Tooshkening, who has Ojibwe, Delaware and Potawatomi ancestry, has been selected as one of the Fab 5 — the small group of professional Native golfers will be spokespeople for the N7 Golf Initiative.
In addition to encouraging Native youngsters to take up golf, the Nike program will allow Native-owned golf courses to sell N7 golf merchandise, with parts of the proceeds going back into Native youth golf projects. “I think this is a step in the right direction, building up the grassroots programs,” Tooshkening says. “I believe we can go out to the different communities and support our youth.”

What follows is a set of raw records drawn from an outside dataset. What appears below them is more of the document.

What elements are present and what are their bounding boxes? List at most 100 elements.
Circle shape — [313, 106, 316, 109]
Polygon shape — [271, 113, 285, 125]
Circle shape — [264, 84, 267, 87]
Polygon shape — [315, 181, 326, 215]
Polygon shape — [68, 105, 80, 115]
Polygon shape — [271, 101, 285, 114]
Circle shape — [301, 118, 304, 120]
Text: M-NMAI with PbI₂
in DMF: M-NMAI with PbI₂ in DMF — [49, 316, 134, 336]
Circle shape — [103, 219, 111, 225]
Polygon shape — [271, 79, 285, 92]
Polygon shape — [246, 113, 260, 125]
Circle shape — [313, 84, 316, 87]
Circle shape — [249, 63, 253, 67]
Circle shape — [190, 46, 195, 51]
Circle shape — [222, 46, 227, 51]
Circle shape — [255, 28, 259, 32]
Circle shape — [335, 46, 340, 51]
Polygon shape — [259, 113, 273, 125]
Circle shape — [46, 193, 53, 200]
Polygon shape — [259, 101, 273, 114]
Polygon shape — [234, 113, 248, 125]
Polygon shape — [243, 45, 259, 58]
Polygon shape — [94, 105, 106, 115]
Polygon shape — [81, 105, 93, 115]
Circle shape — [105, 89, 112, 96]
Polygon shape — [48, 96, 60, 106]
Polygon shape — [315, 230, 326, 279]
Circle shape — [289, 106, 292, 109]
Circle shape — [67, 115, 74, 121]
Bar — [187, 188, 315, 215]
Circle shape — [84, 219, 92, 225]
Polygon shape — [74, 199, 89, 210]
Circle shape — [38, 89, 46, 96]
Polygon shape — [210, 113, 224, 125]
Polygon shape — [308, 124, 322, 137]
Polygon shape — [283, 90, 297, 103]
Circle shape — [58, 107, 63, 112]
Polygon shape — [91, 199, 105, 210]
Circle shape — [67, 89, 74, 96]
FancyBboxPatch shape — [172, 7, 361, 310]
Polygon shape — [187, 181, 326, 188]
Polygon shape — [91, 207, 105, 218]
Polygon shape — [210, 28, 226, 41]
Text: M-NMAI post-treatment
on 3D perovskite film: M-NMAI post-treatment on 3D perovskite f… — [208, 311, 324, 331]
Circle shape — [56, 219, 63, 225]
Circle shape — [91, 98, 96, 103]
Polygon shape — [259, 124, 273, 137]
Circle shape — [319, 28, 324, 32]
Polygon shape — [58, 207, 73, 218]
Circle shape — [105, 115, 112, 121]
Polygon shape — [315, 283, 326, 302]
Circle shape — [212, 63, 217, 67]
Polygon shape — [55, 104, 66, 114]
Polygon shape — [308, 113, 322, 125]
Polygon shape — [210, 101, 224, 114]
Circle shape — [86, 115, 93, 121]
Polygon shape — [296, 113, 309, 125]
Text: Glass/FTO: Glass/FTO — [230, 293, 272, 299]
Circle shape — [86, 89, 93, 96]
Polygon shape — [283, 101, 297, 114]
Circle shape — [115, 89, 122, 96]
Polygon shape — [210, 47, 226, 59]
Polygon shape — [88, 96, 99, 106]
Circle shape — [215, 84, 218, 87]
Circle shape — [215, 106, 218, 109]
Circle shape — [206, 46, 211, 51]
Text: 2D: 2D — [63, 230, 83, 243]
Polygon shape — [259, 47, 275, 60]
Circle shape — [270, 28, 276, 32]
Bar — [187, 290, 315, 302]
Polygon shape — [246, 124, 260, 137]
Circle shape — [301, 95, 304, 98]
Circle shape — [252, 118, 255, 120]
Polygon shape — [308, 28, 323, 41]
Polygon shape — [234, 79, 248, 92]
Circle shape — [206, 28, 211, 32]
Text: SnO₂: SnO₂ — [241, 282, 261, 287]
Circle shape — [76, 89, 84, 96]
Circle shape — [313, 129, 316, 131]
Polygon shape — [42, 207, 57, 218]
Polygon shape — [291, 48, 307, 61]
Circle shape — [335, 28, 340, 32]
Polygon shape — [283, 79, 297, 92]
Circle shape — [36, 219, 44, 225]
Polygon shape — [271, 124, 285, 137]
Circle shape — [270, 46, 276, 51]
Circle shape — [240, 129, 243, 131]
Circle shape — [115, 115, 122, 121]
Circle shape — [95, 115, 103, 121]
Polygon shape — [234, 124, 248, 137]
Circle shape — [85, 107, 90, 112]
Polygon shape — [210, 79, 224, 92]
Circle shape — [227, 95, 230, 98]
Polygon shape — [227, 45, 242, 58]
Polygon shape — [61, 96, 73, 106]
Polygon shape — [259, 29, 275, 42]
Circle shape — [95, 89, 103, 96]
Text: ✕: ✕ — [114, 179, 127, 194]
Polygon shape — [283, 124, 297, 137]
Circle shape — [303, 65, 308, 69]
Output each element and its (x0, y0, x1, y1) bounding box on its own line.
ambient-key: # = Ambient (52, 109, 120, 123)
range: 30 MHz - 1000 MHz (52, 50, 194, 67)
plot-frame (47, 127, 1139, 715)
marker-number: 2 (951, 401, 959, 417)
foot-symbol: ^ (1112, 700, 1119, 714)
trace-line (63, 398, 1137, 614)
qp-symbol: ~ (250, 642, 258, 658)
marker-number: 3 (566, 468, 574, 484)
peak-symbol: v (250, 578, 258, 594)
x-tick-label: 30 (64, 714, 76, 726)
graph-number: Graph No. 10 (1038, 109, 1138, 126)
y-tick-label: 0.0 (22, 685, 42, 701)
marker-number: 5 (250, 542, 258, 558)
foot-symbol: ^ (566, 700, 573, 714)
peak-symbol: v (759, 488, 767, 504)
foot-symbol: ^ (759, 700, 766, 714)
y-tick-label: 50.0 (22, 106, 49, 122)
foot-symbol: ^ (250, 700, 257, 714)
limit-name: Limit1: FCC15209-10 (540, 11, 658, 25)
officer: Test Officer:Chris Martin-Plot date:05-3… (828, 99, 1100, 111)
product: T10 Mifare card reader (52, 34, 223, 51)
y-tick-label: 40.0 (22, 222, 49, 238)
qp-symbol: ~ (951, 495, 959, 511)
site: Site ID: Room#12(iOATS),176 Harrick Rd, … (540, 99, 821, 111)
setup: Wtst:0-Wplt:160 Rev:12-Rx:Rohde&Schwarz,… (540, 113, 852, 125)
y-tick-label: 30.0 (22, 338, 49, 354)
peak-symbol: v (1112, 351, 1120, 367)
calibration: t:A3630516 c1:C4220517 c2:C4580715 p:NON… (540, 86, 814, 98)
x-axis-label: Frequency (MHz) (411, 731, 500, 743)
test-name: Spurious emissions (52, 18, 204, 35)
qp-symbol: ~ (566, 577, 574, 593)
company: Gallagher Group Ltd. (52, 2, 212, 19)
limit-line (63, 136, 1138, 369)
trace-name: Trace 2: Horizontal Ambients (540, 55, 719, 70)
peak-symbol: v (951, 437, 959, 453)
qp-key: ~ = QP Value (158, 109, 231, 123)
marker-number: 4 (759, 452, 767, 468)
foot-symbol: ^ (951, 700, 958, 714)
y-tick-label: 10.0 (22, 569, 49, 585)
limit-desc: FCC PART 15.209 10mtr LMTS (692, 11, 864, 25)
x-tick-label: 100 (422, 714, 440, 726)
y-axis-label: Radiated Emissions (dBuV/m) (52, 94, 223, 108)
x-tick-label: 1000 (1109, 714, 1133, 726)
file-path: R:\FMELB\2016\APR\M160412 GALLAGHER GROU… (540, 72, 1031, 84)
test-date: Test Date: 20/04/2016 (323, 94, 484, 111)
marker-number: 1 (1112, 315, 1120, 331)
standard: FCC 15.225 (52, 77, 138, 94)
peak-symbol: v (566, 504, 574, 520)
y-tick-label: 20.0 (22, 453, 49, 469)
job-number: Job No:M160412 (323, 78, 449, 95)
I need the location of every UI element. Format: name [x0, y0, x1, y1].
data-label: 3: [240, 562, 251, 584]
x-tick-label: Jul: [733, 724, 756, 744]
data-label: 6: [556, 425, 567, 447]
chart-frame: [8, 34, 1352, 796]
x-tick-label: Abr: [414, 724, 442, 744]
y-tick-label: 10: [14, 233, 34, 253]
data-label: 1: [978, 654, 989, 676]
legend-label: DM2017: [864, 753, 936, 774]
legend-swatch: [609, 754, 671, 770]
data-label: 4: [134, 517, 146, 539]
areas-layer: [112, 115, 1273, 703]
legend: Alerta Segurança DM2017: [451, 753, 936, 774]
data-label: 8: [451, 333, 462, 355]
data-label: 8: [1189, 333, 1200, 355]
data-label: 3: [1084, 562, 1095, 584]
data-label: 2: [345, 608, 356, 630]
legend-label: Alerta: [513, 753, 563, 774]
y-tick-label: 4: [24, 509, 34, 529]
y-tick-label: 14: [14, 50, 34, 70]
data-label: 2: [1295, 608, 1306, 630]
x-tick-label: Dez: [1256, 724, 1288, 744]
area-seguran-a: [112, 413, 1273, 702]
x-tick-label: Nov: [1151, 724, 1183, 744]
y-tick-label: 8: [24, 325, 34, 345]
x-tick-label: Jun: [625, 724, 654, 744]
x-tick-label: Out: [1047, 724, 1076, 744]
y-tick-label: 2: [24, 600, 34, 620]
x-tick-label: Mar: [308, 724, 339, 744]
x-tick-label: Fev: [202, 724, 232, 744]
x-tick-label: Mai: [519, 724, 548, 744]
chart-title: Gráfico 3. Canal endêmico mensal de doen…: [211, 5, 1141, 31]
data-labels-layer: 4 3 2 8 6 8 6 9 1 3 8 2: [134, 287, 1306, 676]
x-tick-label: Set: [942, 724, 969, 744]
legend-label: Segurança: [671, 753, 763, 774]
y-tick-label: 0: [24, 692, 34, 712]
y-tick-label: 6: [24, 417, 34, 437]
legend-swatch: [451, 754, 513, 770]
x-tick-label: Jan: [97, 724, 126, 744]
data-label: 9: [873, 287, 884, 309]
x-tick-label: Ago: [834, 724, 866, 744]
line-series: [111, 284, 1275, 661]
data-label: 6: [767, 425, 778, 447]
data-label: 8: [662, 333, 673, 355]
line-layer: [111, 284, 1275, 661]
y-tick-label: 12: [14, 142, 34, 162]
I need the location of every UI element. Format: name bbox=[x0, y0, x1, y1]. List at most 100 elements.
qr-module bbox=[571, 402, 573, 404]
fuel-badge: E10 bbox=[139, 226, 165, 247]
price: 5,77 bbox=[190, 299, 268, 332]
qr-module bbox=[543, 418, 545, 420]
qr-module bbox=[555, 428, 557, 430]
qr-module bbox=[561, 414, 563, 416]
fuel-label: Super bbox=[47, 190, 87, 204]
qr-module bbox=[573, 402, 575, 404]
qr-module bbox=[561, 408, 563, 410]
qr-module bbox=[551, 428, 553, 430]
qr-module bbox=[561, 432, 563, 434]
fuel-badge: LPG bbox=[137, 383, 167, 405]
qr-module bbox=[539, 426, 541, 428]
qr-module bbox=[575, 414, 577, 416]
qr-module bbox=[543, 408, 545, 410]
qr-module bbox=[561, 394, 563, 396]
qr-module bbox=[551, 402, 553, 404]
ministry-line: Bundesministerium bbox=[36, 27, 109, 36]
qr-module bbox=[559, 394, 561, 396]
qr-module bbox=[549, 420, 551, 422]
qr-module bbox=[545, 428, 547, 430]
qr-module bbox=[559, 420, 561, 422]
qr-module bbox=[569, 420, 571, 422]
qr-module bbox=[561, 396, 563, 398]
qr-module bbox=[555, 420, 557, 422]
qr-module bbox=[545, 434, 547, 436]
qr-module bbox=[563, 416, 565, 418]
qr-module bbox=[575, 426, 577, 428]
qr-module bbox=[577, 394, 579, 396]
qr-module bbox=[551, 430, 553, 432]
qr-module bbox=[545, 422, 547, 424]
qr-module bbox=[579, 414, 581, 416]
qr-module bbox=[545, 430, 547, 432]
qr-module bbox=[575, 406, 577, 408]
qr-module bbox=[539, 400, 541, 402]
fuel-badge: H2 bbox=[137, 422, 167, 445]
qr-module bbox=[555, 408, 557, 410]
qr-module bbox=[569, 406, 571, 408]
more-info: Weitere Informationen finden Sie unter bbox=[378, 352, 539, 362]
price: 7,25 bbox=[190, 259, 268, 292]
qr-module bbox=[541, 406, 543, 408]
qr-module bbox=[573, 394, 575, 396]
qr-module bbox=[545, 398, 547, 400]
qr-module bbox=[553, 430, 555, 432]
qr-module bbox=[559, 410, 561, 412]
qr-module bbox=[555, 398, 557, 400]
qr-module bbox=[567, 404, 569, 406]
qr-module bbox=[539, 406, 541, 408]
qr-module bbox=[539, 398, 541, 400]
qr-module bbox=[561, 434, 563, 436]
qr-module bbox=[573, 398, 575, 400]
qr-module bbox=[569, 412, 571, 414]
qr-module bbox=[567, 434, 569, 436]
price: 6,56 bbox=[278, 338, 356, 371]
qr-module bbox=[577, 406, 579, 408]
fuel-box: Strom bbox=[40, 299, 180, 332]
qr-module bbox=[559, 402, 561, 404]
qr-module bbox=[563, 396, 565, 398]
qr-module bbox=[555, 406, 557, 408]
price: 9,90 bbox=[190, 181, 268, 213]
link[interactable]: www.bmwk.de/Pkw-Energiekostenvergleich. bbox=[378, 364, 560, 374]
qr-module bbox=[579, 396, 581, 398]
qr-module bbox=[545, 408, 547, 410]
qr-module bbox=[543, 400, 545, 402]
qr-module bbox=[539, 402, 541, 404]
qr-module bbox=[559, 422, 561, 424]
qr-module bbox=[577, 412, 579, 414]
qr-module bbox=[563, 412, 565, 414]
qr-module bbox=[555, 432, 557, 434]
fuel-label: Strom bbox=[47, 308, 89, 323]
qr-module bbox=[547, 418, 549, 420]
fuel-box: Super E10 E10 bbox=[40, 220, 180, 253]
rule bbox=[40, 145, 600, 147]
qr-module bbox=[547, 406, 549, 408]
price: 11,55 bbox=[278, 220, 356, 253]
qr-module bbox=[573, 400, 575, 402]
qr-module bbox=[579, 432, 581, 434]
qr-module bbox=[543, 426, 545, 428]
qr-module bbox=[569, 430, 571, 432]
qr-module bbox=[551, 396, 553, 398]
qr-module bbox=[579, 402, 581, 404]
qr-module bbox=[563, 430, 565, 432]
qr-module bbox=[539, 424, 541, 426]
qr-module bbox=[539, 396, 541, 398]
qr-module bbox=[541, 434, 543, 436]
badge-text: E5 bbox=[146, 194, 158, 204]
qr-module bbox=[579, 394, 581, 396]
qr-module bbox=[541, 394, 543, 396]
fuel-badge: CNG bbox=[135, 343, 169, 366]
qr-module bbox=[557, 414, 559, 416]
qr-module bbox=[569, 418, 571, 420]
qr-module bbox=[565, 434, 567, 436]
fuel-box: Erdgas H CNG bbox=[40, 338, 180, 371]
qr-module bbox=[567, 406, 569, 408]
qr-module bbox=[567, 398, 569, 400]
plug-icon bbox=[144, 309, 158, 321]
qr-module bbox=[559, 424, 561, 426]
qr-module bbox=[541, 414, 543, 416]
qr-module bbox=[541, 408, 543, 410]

He has been doing just that since early 2009, when he founded his company, ST Golf Inc. (ST being his initials). Through this company, Tooshkening goes into Native communities and shows them how golf can not only boost a player’s self-esteem and bring wellness into the community but how the sport can also create numerous social and economic opportunities for those of all ages.
Although he believes more Natives are becoming interested and involved in golf, he says there is still plenty of awareness work to be done. “I think it’s the fastest growing sport in Aboriginal communities. Now First Nations are using golf as a way to socialize. But we’re looking to see what we can do to make their communities even better.”
Though he is not on staff there, for the past seven years Tooshkening has taught golf at the MontHill Golf and Country Club, a Native-owned facility in Caledonia, Ontario.
Tooshkening, 39, grew up on the Walpole Island First Nation and is a member of the Bkejwanong Territory in southwestern Ontario. He started playing golf at the age of six. His golf skills eventually landed him on the golf team at St. Clair County Community College in Port Huron, Michigan.
After completing the two-year Criminal Justice program there, Tooshkening turned pro. He competed in a few Canadian Tour events as well as some tournaments on the tour organized by the defunct First Nations Golf Association, which attracted many of the top Native players.
While playing in some professional events, most of Tooshkening’s time then was focussed on boosting the pro golf career of his younger sister Cheryl Mitchell, serving as an agent for his sister, managing her contract negotiations as well as her pro golf appearances and public relations.
Mitchell, who retired a couple of years ago, spent the majority of her pro career on the Symetra Tour, which is a step below the prestigious LPGA Tour. Mitchell now assists her brother in running ST Golf Inc.
Through ST Golf Inc., Mitchell and Tooshkening are now hoping to assist budding Native teen golfers on their quest to play at the collegiate level. “When we were younger we didn’t know where to turn to,” Tooshkening says of the days he and his sister were looking to extend their golf careers beyond high school.
Helping others achieve their goals now is a large part of ST Golf Inc.’s mission.
Since March of 2015, Tooshkening has also served as a regional coordinator for the Aboriginal Sport and Wellness Council of Ontario (ASWCO). His duties include working with First Nations communities to build grassroots programs for various sports.
One of ASWCO’s upcoming events is the Ontario Aboriginal Summer Games in July. The golf portion of these Games will be staged at the MontHill Golf and Country Club.